Estas diacrônicas começaram com uma expressão otimista, a “quinzetena”. Isso foi no longínquo 18 de março. 40 dias depois, o nome quarentena, infelizmente, fez jus à duração. Aliás, a palavra quarentena tem, ironicamente, origem na… China (nada de teorias conspiratórias, por gentileza!). Foi forjada durante o período de isolamento utilizado enquanto se buscava uma forma de vacinação contra a varíola, naquele país. É bom que se diga que a palavra veio da China, mas a prática da reclusão em pandemias vem desde a Idade Média, durante a Peste Negra.
Mal consigo acreditar que cheguei ao quadragésimo dia seguido escrevendo, ainda que algumas vezes eu tenha usado de subterfúgios literários para aliviar a ausência de criatividade. Já falamos sobre isso e quem tem acompanhado tem visto. A esta altura, meu desejo inicial de não ter este material publicado, pelo esperançoso motivo de que seria pequeno demais para isso, já está indo por água abaixo.
É claro que me orgulho de ter tido a ideia e de, sobretudo, mantê-la e talvez chegar a vê-la se tornar uma obra física. Alguns seguidores já demonstraram o desejo explícito de que isso aconteça, e outros foram até generosos ao considerarem que será uma obra importante para o futuro, um legado para as futuras gerações. É o grande sonho de todo escritor. A imortalidade da obra deve sempre ser maior que a do autor. Contudo, dificilmente alguém que escreva não o faça sonhando com o reconhecimento, ainda que tardio.
E eis que me deparo com uma frase que me vem à memória. Não sei se Fernando Pessoa o disse, se algum outro gênio ou se este reles mortal mesmo, em algum delírio de embriaguez: “Não nasci para estudar, mas para ser estudado”. Tirando a aparente e rasa interpretação de uma improvável e patética prepotência, se juntarmos essa assertiva a uma do poeta grego Eurípedes – “Trabalho, diz o provérbio, é o pai da fama” -, teremos uma fórmula interessante para o sucesso: dom somado a trabalho.
Porém, muito mais importante que o destino que terão estas diacrônicas é o que se apresenta em nosso futuro enquanto humanos. Já falamos muito sobre as angústias, tensões, mudanças comportamentais e até físicas ao longo destes dias. A grande pergunta esfíngica moderna é: “aprenderemos alguma coisa, isso?” Não sei. Ainda ontem vi pessoas insinuando que esta pandemia é uma grande mentira política e financeira. Eu me pergunto se essa não é uma posição também política e financeira, se terrível egoísmo ou mera ignorância científica.

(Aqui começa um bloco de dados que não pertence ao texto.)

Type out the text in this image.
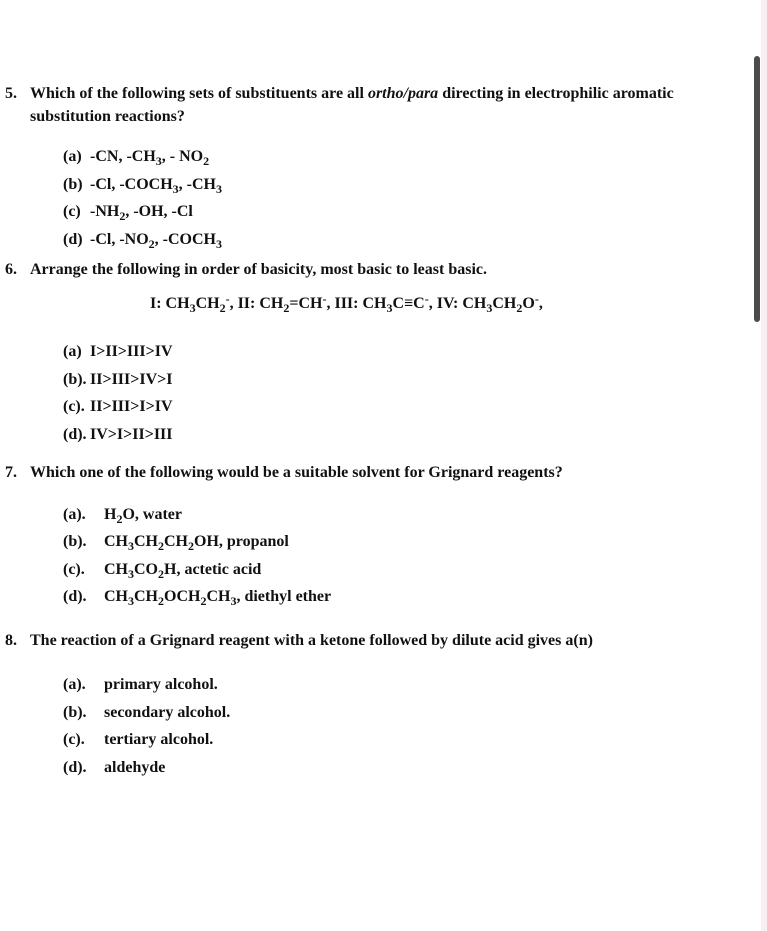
5. Which of the following sets of substituents are all ortho/para directing in electrophilic aromatic
substitution reactions?

(a) -CN, $-CH_3$, - $NO_2$
(b) -Cl, $-COCH_3$, $-CH_3$
(c) $-NH_2$, -OH, -Cl
(d) -Cl, $-NO_2$, $-COCH_3$
6. Arrange the following in order of basicity, most basic to least basic.

I: $CH_3CH_2^-$, II: $CH_2=CH^-$, III: $CH_3C\equiv C^-$, IV: $CH_3CH_2O^-$,

(a) I>II>III>IV
(b). II>III>IV>I
(c). II>III>I>IV
(d). IV>I>II>III
7. Which one of the following would be a suitable solvent for Grignard reagents?

(a).	$H_2O$, water
(b).	$CH_3CH_2CH_2OH$, propanol
(c).	$CH_3CO_2H$, actetic acid
(d).	$CH_3CH_2OCH_2CH_3$, diethyl ether
8. The reaction of a Grignard reagent with a ketone followed by dilute acid gives a(n)

(a).	primary alcohol.
(b).	secondary alcohol.
(c).	tertiary alcohol.
(d).	aldehyde
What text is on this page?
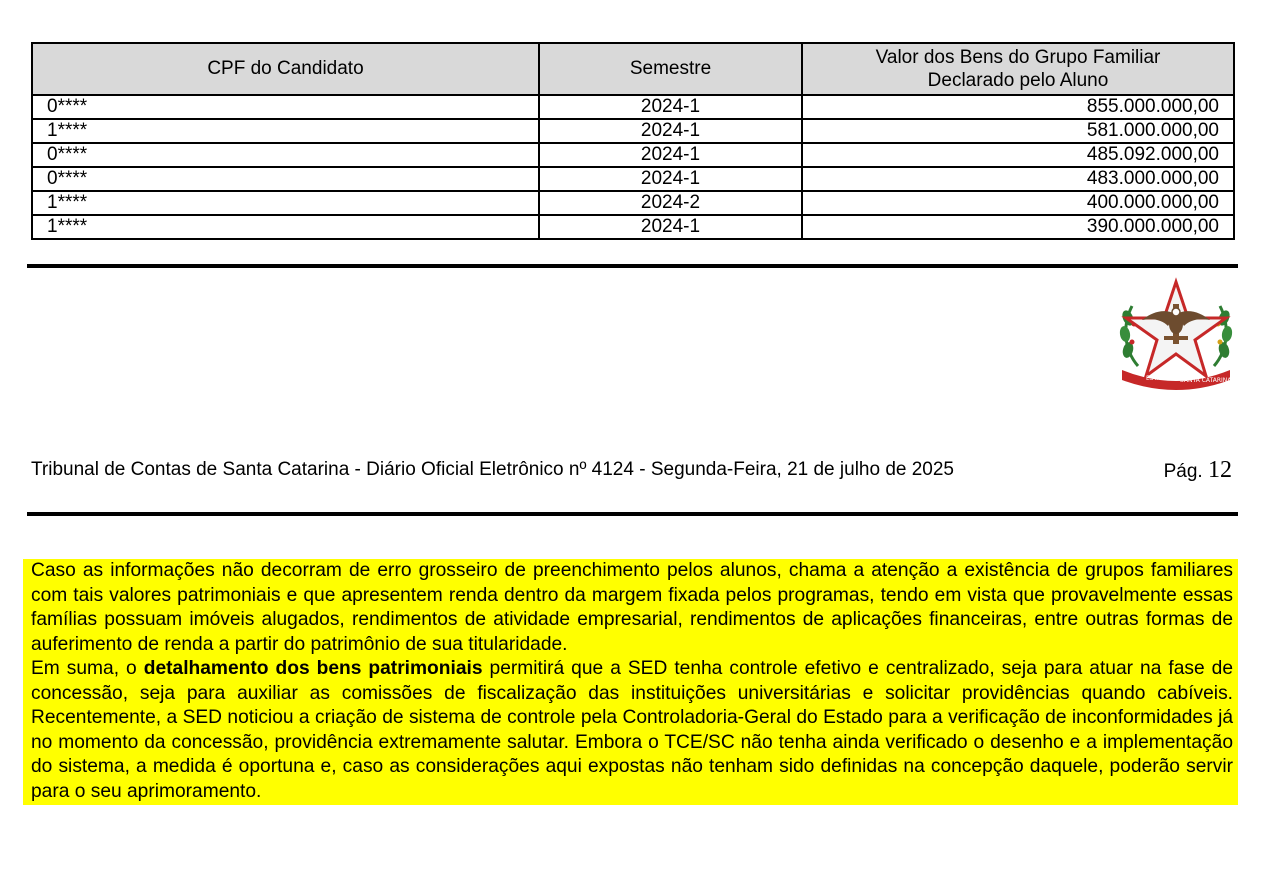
CPF do Candidato	Semestre	Valor dos Bens do Grupo Familiar
Declarado pelo Aluno

0****	2024-1	855.000.000,00
1****	2024-1	581.000.000,00
0****	2024-1	485.092.000,00
0****	2024-1	483.000.000,00
1****	2024-2	400.000.000,00
1****	2024-1	390.000.000,00
ESTADO DE SANTA CATARINA
Tribunal de Contas de Santa Catarina - Diário Oficial Eletrônico nº 4124 - Segunda-Feira, 21 de julho de 2025	Pág. 12

Caso as informações não decorram de erro grosseiro de preenchimento pelos alunos, chama a atenção a existência de grupos familiares com tais valores patrimoniais e que apresentem renda dentro da margem fixada pelos programas, tendo em vista que provavelmente essas famílias possuam imóveis alugados, rendimentos de atividade empresarial, rendimentos de aplicações financeiras, entre outras formas de auferimento de renda a partir do patrimônio de sua titularidade.

Em suma, o detalhamento dos bens patrimoniais permitirá que a SED tenha controle efetivo e centralizado, seja para atuar na fase de concessão, seja para auxiliar as comissões de fiscalização das instituições universitárias e solicitar providências quando cabíveis. Recentemente, a SED noticiou a criação de sistema de controle pela Controladoria-Geral do Estado para a verificação de inconformidades já no momento da concessão, providência extremamente salutar. Embora o TCE/SC não tenha ainda verificado o desenho e a implementação do sistema, a medida é oportuna e, caso as considerações aqui expostas não tenham sido definidas na concepção daquele, poderão servir para o seu aprimoramento.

“A Journal of the Plague Year”, de Daniel Defoe. O mesmo autor de Robinson Crusoé. Se você tiver acesso àquele livro, veja como é possível pessoas ficarem perigosamente divididas durante e pós uma doença que assola toda uma sociedade, exatamente por pensamentos como o colocado no fim do parágrafo passado. O livro é do século XVIII, fala sobre o século XVII, mas tem uma cara de século XXI como nenhum outro sobre o tema, acho. Numa narrativa entre realidade e ficção, predomina a luta entre pontos de vista diferentes, gerando uma batalha em que há mais derrotados que mortos.
Porém, não nos desesperemos. Nem todos deverão sair tão tolos ou insensíveis a uma vida mais digna, após tudo isso. Continuamos esperando pelo fim feliz dessa pandemia; e eu, desta obra. Tomara que novas palavras não precisem ser criadas, como “centenetena” ou uma desesperante “militena”, para falar da duração da praga. Tomara também que se encerre antes de muitas mortes ou tragédias existenciais familiares e pessoais. E, principalmente, com mais aprendizado sobre ciência, empatia e cuidado. Para o bem do Brasil e de todo o planeta.